I created a data frame with spacy (columns: sentencens, tokens, stopwords, content words, pos, entities) and saved it as a csv. When I read it as a csv file (it looks pretty decent), but when I perform a for loop over the columns, it does not return the expected result (for my basic domain of Python).
For example:
words = []
for items in df['tokens']:
for word in items:
words.append(word)
what I expected [tea, and, ...]
what I got ['t', 'e', 'a', ',', ' ', 'a', 'n', 'd', . . .
It happens in any column I try to iterate over. What is wrong with it?
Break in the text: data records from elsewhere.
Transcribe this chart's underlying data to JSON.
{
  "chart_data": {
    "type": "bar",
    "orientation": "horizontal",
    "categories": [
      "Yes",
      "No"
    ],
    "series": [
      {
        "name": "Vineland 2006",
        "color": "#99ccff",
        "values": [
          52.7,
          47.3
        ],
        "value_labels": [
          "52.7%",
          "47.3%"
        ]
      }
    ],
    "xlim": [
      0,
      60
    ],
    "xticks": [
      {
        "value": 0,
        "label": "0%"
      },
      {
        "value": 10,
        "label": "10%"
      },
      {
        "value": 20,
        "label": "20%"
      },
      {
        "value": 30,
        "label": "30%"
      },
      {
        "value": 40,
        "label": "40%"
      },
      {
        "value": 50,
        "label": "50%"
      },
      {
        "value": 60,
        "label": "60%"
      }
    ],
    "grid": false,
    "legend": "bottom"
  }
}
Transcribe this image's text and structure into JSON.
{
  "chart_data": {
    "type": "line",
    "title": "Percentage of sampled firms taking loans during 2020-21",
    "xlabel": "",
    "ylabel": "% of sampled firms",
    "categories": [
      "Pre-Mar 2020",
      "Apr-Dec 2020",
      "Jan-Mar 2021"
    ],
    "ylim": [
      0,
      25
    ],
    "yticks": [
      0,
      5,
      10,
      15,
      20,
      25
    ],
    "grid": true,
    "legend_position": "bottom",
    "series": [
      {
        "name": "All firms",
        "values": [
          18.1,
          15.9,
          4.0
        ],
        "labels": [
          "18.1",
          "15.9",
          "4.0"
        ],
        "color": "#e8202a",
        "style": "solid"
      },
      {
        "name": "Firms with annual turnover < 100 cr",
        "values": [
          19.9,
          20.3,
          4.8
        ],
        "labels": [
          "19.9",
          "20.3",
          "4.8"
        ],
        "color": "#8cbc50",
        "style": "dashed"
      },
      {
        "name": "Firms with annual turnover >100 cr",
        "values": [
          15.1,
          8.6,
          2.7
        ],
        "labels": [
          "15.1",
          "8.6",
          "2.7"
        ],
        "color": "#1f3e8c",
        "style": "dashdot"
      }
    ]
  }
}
I need it to be a csv as it is, to be shared with college mates that uses excel to visualize the data.
CodePudding user response:
from ast import literal_eval
df = pd.read_csv('sample.csv', converters={'tokens': literal_eval})
print(df.iloc[0,0][0])
This should help you evaluate the list of strings and then parse it out separately as needed. Then your for loop will work as above
CodePudding user response:
I didn't had the minimum reproducible example. I created one:
import pandas as pd
df = pd.DataFrame(
{ 'tokens': [['tea','and','coffee'],['coffee','with','milk']]})
words = []
for items in df['tokens']:
for word in items:
words.append(word)
Please show us your df['tokens']
and give us a minimum reproducible example, I will edit accordingly.